Demain après-midi, le ministre canadien des Finances, Jim Flaherty, lira son discours du budget à la Chambre des communes sans savoir s'il sera adopté un jour. Le scénario politique le plus plausible étant que les partis de l'opposition le rejetteront pour déclencher des élections générales.

Il y a là un paradoxe. Rien ne permet de croire que ce budget puisse contenir des éléments qui justifient le renversement du gouvernement conservateur, ni qu'il contiendra des idées scandaleuses ou des mesures inacceptables. Ce sera plutôt, en toute logique, le prolongement d'une démarche économique et financière qui a déjà été définie dans le budget du printemps dernier, et que la Chambre des communes n'avait pas rejetée.

Le budget de M. Flaherty sera donc une victime collatérale du climat politique, de l'alignement des astres qui amène les quatre partis à conclure que le temps est venu pour un autre affrontement électoral. D'autres enjeux justifieraient davantage que les partis de l'opposition chassent les conservateurs, comme tout ce qui touche à l'intégrité et au respect de l'institution parlementaire. Dans ce contexte, le budget n'est rien d'autre qu'un prétexte.

Le fait que le contenu du budget conservateur ne soit pas vraiment l'enjeu explique pourquoi les débats qui l'entourent sont parfaitement surréalistes. Les conditions posées par les partis de l'opposition pour donner leur appui au budget sont bien davantage des slogans, des formules pour renforcer le «branding» de chacun des partis avant la campagne que l'on sentait venir.
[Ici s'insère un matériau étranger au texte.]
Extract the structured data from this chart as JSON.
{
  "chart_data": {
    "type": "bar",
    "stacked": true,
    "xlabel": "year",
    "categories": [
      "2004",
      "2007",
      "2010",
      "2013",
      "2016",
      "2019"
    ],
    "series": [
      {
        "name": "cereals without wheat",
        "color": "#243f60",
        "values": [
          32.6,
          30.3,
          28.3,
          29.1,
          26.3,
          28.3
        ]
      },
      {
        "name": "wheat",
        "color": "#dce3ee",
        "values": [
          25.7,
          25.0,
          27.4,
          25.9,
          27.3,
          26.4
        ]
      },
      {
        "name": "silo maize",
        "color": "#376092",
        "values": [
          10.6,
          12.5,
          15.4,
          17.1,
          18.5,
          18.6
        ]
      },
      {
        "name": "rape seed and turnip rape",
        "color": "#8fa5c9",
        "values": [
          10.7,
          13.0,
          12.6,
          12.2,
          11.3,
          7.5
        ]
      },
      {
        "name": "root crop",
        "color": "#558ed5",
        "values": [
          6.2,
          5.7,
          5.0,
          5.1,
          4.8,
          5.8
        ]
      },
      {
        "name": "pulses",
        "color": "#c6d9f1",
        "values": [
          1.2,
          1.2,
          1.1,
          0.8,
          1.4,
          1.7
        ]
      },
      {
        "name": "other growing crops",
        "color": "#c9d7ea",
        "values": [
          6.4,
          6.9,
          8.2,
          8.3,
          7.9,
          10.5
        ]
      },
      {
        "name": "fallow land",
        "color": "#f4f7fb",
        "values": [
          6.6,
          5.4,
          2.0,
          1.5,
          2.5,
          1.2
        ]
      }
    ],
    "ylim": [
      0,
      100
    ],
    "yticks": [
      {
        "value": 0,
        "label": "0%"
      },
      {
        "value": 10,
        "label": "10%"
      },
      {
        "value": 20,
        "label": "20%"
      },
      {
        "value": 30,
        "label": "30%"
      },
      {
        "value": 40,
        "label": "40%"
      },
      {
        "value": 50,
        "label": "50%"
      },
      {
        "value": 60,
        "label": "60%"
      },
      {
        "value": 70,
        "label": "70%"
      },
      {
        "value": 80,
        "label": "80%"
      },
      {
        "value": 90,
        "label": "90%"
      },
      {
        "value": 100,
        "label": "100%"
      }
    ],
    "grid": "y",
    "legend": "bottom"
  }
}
La marque libérale, c'est le retour au centre. Et la façon de l'illustrer, c'est une objection vigoureuse à une autre baisse de l'impôt sur les profits des sociétés qui, après être passé de 18,5% à 16,5% cette année, baissera de 16,5% à 15% en janvier prochain. Pas pour des raisons idéologiques: l'idée de cette baisse vient de Paul Martin et les libéraux ne se sont pas opposés non plus à cette mesure annoncée par les conservateurs il y a trois ans. Les libéraux croient plutôt que ce n'est pas le moment de baisser cet impôt quand on sabre les services pour réduire le déficit. Ce débat sur le «timing» de cette mesure fiscale constitue un enjeu bien mince pour provoquer des élections, mais il sert à présenter Michael Ignatieff comme un allié des familles ordinaires et un ennemi du grand capital.

La marque néo-démocrate, c'est le populisme de gauche. Jack Layton ne fait plus de l'impôt sur les profits un enjeu électoral. Sa condition pour appuyer le budget est maigrichonne, ce qui illustre le peu d'appétit du NPD pour une campagne. Il s'agit de l'abolition de la TPS sur les factures de chauffage. Ce petit cadeau pour les démunis s'inscrit dans une lecture très étrange que M. Layton fait du contexte économique, lorsqu'il affirme que les Canadiens souffrent encore de la récession.

La marque bloquiste est toujours la même, la défense des «intérêts» du Québec. Gilles Duceppe appuiera le budget conservateur si le Québec reçoit son dû, avec une longue liste d'épicerie de 5 milliards de dollars, qui remonte même aux dépenses de la crise du verglas en 1998. Elle comporte un élément nouveau, les 2,2 milliards pour l'harmonisation de la TVQ, qui se réglera sans doute sans l'aide du Bloc québécois.

Et la marque conservatrice? M. Flaherty aurait pu se borner à défendre sa gestion. Mais non. Partisan à l'extrême, le ministre affirme qu'une coalition Ignatieff-NPD-Bloc québécois détruirait le pays. Rien de moins.

Morale de l'histoire? Le budget sera sans doute le point de départ d'une campagne électorale. Mais cela ne signifie pas pour autant que la campagne nous réserve un débat intelligent et éclairé sur les grands enjeux économiques.